Page:Emile Zola - Son Excellence Eugène Rougon.djvu/303

La bibliothèque libre.
Cette page a été validée par deux contributeurs.
303
SON EXCELLENCE EUGÈNE ROUGON.

Vers neuf heures pourtant, on put croire que la ville était dans l’antichambre. Il y eut un bruit imposant de pas. Puis, un domestique vint dire que monsieur le commissaire central désirait présenter ses hommages à Son Excellence. Et ce fut Gilquin qui entra, Gilquin superbe, en habit, portant des gants paille et des bottines de chevreau. Du Poizat l’avait casé dans son département. Gilquin, très-convenable, ne gardait qu’un dandinement un peu osé des épaules et la manie de ne pas se séparer de son chapeau ; il tenait ce chapeau appuyé contre sa hanche, légèrement renversé, dans une pose étudiée sur quelque gravure de tailleur. Il s’inclina devant Rougon, en murmurant avec une humilité exagérée :

— Je me rappelle au bon souvenir de son Excellence, que j’ai eu l’honneur de rencontrer plusieurs fois à Paris.

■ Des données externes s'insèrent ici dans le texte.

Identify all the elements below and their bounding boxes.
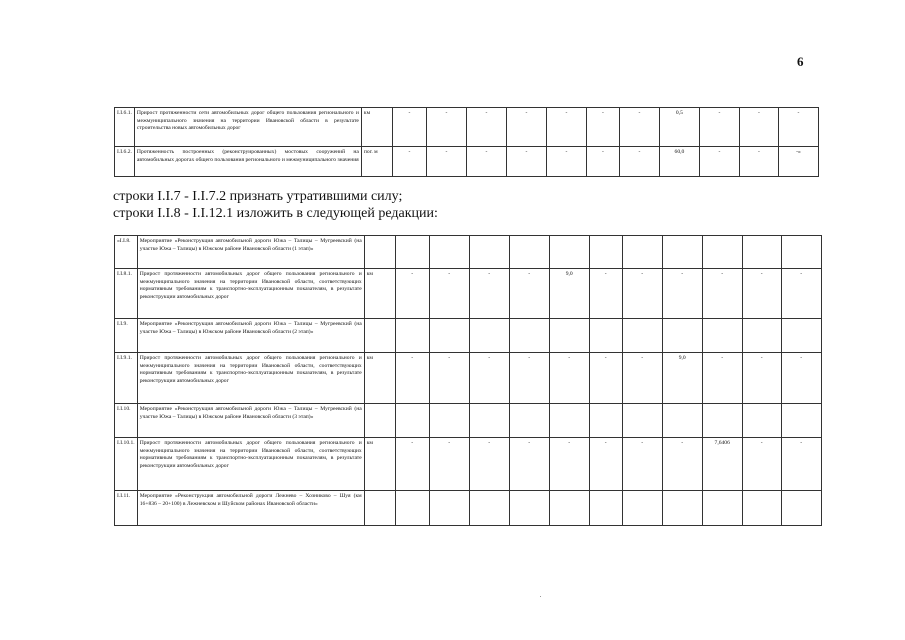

Rougon sourit. Ils causèrent un instant. Gilquin passa ensuite dans la salle à manger, où l’on venait de servir le thé. Il y trouva M. Kahn, en train de revoir, sur un coin de la table, la liste des invitations pour le lendemain. Dans le petit salon, maintenant, on parlait de la grandeur du règne ; Du Poizat, debout à côté de Rougon, exaltait l’empire ; et tous deux échangeaient des saluts, comme s’ils s’étaient félicités d’une œuvre personnelle, en face des Niortais béants d’une admiration respectueuse.

— Sont-ils forts, ces mâtins-là ! murmura Gilquin, qui suivait la scène par la porte grande ouverte.

Et, tout en versant du rhum dans son thé, il poussa le coude de M. Kahn. Du Poizat, maigre et ardent, avec ses dents blanches mal rangées et sa face d’enfant fiévreux, où le triomphe avait mis une flamme, faisait rire d’aise Gilquin, qui le trouvait « très-réussi ».